The Trump administration has since asked the Supreme Court to hear the case, saying the appeals court’s ruling cannot be allowed to stand because of the precedent it sets.
On Monday the Justice Department asked the Supreme Court to step into the latest controversy as well, with a request to halt Judge Chutkan’s decision.
“This case concerns the question whether the government must facilitate an abortion procedure that is not necessary to preserve the life or health of an unaccompanied minor who unlawfully entered the country and thus is in the government’s custody. The answer to that question is no,” Solicitor General Noel J. Francisco wrote in the new request.
The Trump administration argues that if the girls are able to find sponsors willing to take them in as guardians, they will be able to make their own decisions. But while they are in the care of the government, officials are inherently involved in the decision, and under the law cannot facilitate an elective abortion.
Mr. Francisco said the government is trying to find a sponsor, but needs more time.

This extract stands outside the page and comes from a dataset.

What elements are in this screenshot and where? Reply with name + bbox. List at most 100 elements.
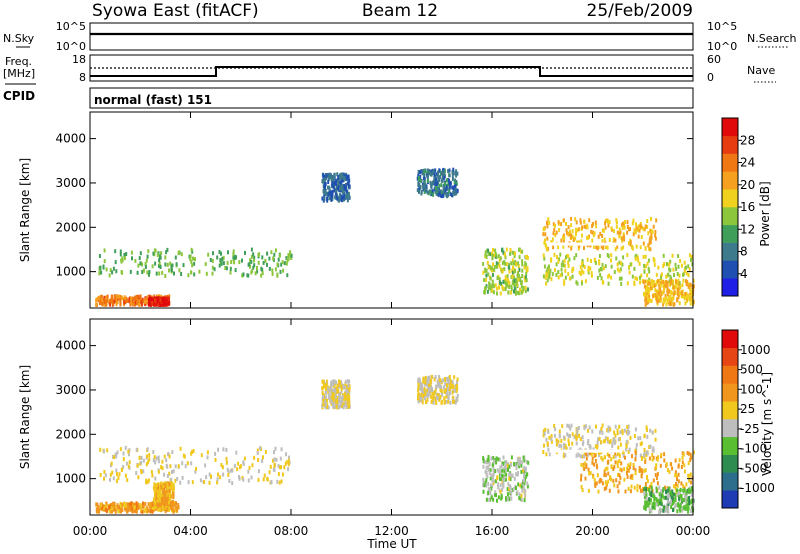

The state of Texas, which fought against the original abortion of Jane Doe, who was in a Texas-based shelter, is leading a coalition of states backing the Trump administration’s position in the Supreme Court.
“Unlawfully-present aliens with no substantial ties to this country do not have a constitutional right to abortion on demand,” Texas Attorney General Paxton said Monday, after filing briefs in the case over the weekend.
“Texas must not become a sanctuary state for abortions. If the plaintiffs in this case prevail, there will be no meaningful limit on the constitutional rights an unlawfully present alien can invoke simply by attempting to enter the U.S. illegally,” Mr. Paxton said.